AdalindSchade Fri 08-Dec-17 03:28:19

Your oldest is 17 - do they babysit so you can see your boyfriend? Why can't you have him over to stay? Surely a sofa bed and a door on the living room would be sufficient?

InAnglesey Fri 08-Dec-17 08:27:06

quick post before school run.
17yr old does indeed babysit. Does weekends I'm working and makes meals and everything. I have been able to spend nights at bf it's true. But atm it's a bit more complicated. Eldest has a boyfriend with whom she wants to spend more time. She has a part time job. My bf works shifts so the chances of all our schedules working out is slim. Plus obviously I have a bit of good old maternal guilt at leaving them to 'run off to bf' and at relying on 17yr old too much.
My sleeping arrangements were largely dictated by finances. Maybe now ex money could buy me a nice sofa bed grin

InAnglesey Fri 08-Dec-17 08:29:06

Living room also tiny and open to kitchen so privacy not brilliant.

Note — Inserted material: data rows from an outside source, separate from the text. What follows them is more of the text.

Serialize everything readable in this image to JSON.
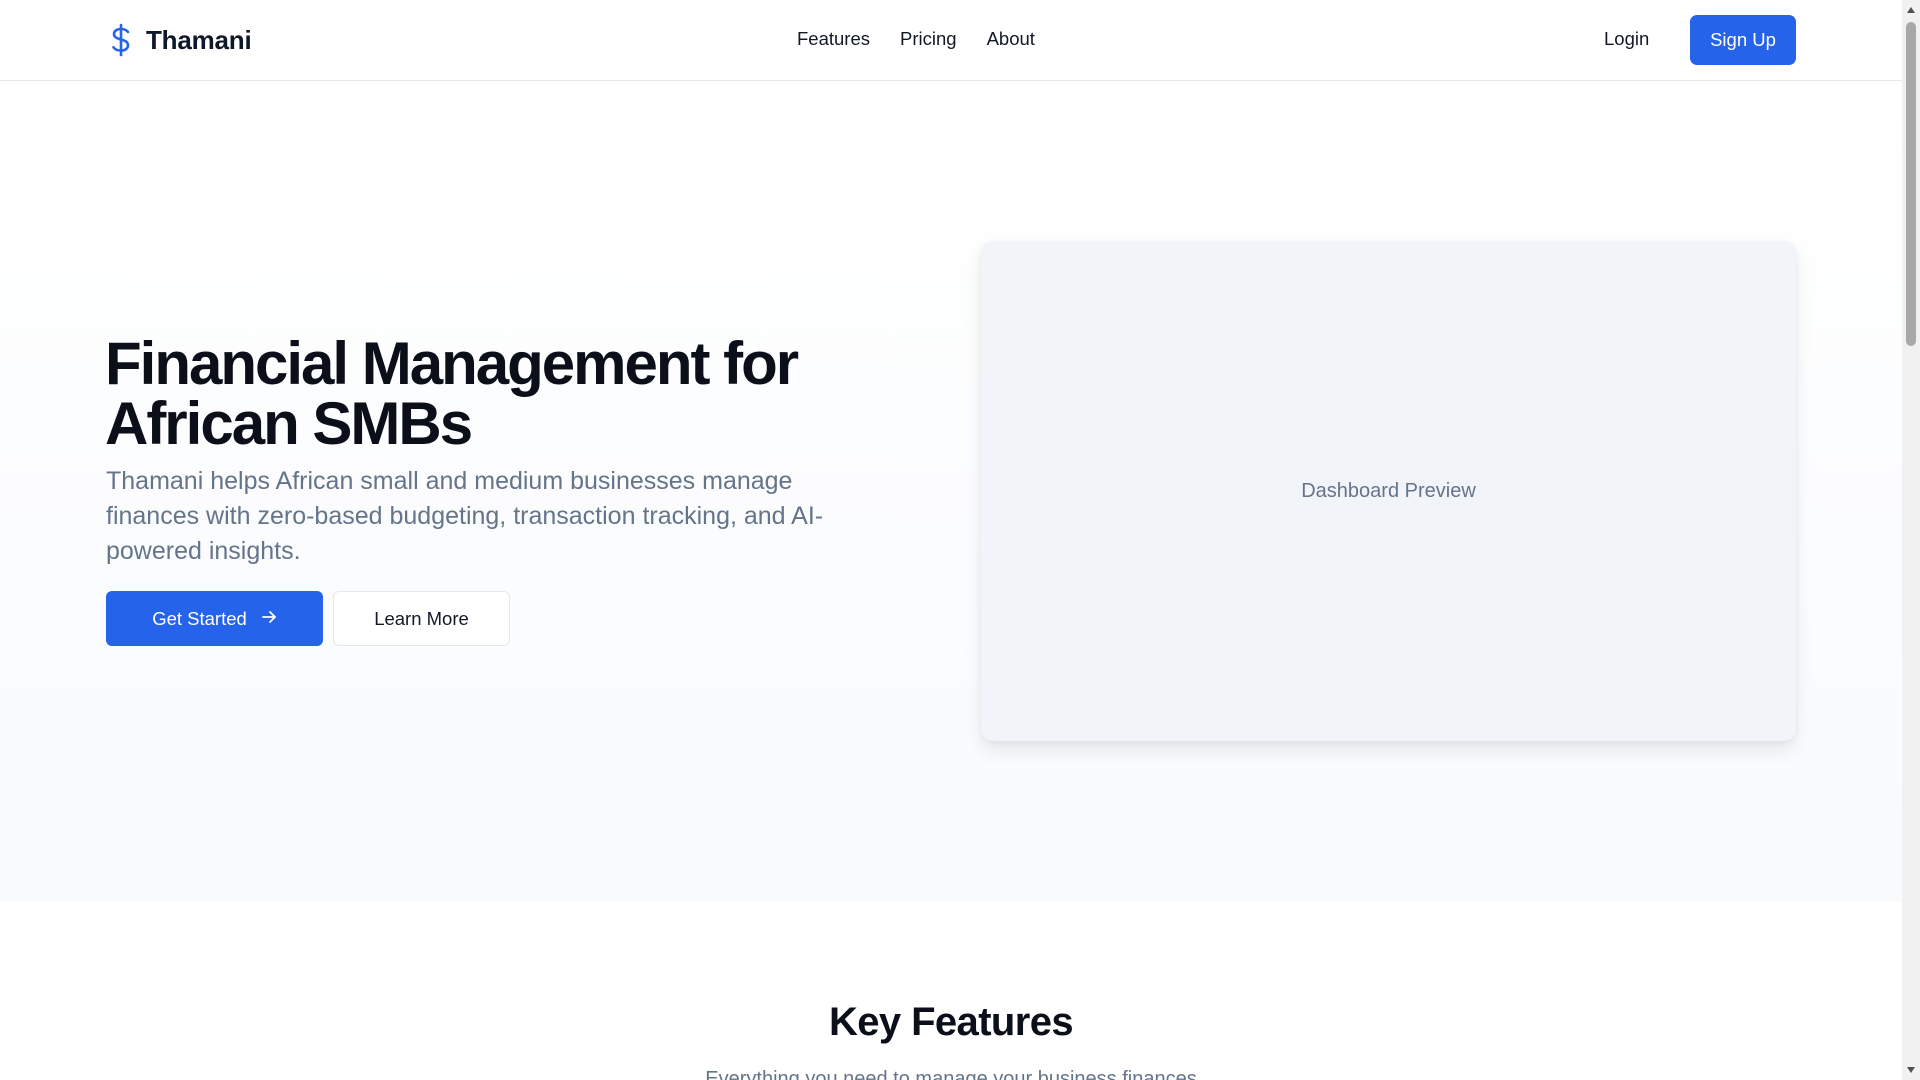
{
  "header": {
    "brand_name": "Thamani",
    "brand_icon": "dollar-sign-icon",
    "nav": [
      {
        "label": "Features"
      },
      {
        "label": "Pricing"
      },
      {
        "label": "About"
      }
    ],
    "login_label": "Login",
    "signup_label": "Sign Up"
  },
  "hero": {
    "title": "Financial Management for African SMBs",
    "description": "Thamani helps African small and medium businesses manage finances with zero-based budgeting, transaction tracking, and AI-powered insights.",
    "primary_button": "Get Started",
    "primary_button_icon": "arrow-right-icon",
    "secondary_button": "Learn More",
    "preview_label": "Dashboard Preview"
  },
  "features": {
    "title": "Key Features",
    "subtitle": "Everything you need to manage your business finances"
  },
  "colors": {
    "accent": "#2563eb",
    "text_primary": "#0f172a",
    "text_muted": "#64748b",
    "preview_bg": "#f1f5f9"
  }
}
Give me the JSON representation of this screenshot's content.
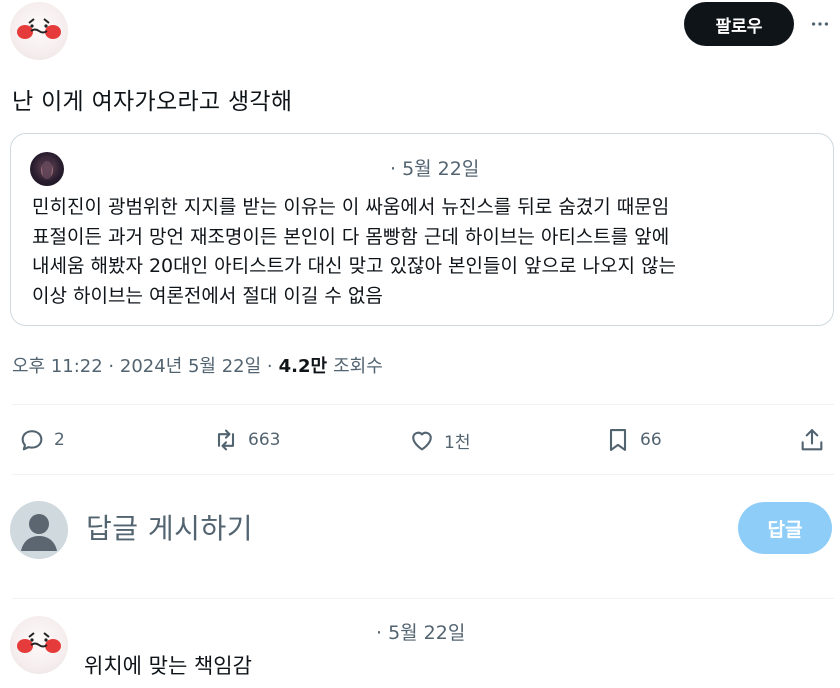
{
  "author": {
    "follow_label": "팔로우",
    "more_icon": "more-horizontal-icon"
  },
  "tweet": {
    "text": "난 이게 여자가오라고 생각해"
  },
  "quote": {
    "date": "· 5월 22일",
    "body": "민히진이 광범위한 지지를 받는 이유는 이 싸움에서 뉴진스를 뒤로 숨겼기 때문임\n표절이든 과거 망언 재조명이든 본인이 다 몸빵함 근데 하이브는 아티스트를 앞에\n내세움 해봤자 20대인 아티스트가 대신 맞고 있잖아 본인들이 앞으로 나오지 않는\n이상 하이브는 여론전에서 절대 이길 수 없음"
  },
  "meta": {
    "time": "오후 11:22 · 2024년 5월 22일 ·",
    "views_count": "4.2만",
    "views_label": "조회수"
  },
  "actions": {
    "replies": "2",
    "retweets": "663",
    "likes": "1천",
    "bookmarks": "66"
  },
  "compose": {
    "placeholder": "답글 게시하기",
    "button_label": "답글"
  },
  "reply": {
    "date": "· 5월 22일",
    "text": "위치에 맞는 책임감"
  },
  "colors": {
    "text_primary": "#0f1419",
    "text_secondary": "#536471",
    "border": "#cfd9de",
    "reply_button": "#8ecdf8"
  }
}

BlackeyedSusan Fri 08-Dec-17 17:45:06

depressing that anyone thinks that the children living with dad full time and mum having contact is not a good thing. so much for the equal parent thing. like shit it is equal. equal parent is used to beat you round the head when ex's want to do something that makes kids miserable or makes life difficult for the parent with care... but good god, if a mother thinks of working full time and paying maintenance and having contact she is somehow defective in her mothering. equality does not come into it with respect to expectations.

of course that works against fathers who want more contact or who would be the better parent to have care more too.